В нашем образцовом заведении еще заболели тифом сестра и две сиделки. Было опять общее собрание, очень бурное, на котором низший служебный персонал обвинял врачей в будто бы умышленном распространении тифа среди трудового персонала больницы. Под трудовым они, конечно, подразумевали исключительно себя. Когда же один врач попробовал возразить, указав, что в прошлом месяце умер врач и две сестры и в данный момент лежат в тифозном три сестры и фельдшер, со всех сторон послышались возгласы: «Молчать». Грозили кулаками, и действительно оставалось только замолчать. Одна сиделка заключила свою речь: «Доктора и сестры — другое дело, они могут себе сами помочь, а нашего брата умышленно морят». Почему умышленно и кем, осталось неизвестным. С каждой минутой ораторы и ораторши становились воинственнее, их подзадоривали с задних скамеек возгласами: «Так их, поделом!» С минуты на минуту можно было ожидать, что дело дойдет до драки. Улучив удобный момент, я вышла. В отделении уже ждала меня работа: принесли с улицы умирающих — мальчика лет 14 и женщину с маленьким ребенком, всех троих подобрали на улице. По определению врача: «от голода». Подымаются волосы от ужаса; куда мы идем, или, вернее, куда ведут нас наши благодетели? После продолжительных стараний удалось привести в чувство мальчика, женщина же умерла, не придя в себя. Остался несчастный двухлетний заморыш; уложила его, напоив молоком, в дежурке.

7 мая.

Получили жалованье 430 р. керенками, иначе говоря, негодной бумагой, на которую ничего купить на рынке нельзя. Положение не совсем веселое!.. Дэзи поправляется, но ко всему апатична.

8 мая.

Забежала В. сообщить, что муж ее уже уехал на свое новое место агронома около В. Прислал ей уже всякой всячины: масла, хлеба, яиц, мяса.
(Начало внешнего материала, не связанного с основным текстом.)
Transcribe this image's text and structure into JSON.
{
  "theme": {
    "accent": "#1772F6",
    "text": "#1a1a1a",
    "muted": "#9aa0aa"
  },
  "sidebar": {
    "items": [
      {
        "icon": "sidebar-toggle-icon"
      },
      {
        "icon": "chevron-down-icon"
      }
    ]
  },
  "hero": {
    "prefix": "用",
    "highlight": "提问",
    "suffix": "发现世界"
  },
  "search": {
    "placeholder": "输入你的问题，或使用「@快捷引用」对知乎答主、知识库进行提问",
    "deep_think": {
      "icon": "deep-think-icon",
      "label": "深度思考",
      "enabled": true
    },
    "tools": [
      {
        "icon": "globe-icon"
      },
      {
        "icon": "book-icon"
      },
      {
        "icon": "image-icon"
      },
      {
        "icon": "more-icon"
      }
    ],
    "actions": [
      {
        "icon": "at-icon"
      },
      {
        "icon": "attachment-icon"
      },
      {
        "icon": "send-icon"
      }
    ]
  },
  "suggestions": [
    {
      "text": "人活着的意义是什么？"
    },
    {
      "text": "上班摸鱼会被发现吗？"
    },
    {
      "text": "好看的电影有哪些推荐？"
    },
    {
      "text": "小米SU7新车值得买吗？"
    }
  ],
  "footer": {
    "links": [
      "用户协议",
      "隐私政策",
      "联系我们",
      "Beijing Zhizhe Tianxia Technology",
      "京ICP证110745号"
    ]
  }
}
Слушая ее, у нас с Н., как говорится, слюнки потекли. «Я и вам кое-что принесла», — добавила она и из своей рабочей корзиночки достала сверток. «Котлетки! — закричала Н., - и целый «пуд» хлеба, да это целое богатство, мы уже и во сне давно не ели мяса». Наташа забарабанила торжественный марш на пустом кофейнике. «Ах, вы наша милая «редисочка», дай вам Бог много леток и деток». Но и это было еще не всё. В. позвала нас к ужину и угостила на славу. Н. взяла даже ноты и с большим чувством играла нам Сибелиуса и Рахманинова. Я, кроме котлеты и кусочка хлеба с маслом, ничего не могла есть из-за болей, но Н. и Люша не заставляли себя просить и оказали честь всему. Потом они проводили меня еще немного. Пришлось идти опять всю дорогу пешком, трамваи «для удобства» не ходят. У больницы столкнулась с бар. М.и Ш., они живут совсем близко отсюда и зашли меня навестить. К сожалению, могла очень недолго с ними поговорить. Они сообщили, что наши спасители приближаются. Опасаются новых ужасов со стороны большевиков. Обещав их навестить, поднялась в отделение. Дежурство в тифозном. Ночью Д. поманила меня к себе и спросила: «Что это за музыка?» Я ничего не слышала. Она заволновалась: «Слушай же, ведь это же немецкая «Wacht am Rhein»». Затем отвернулась к стене и затихла. «Ах, если бы это было так», — подумала я.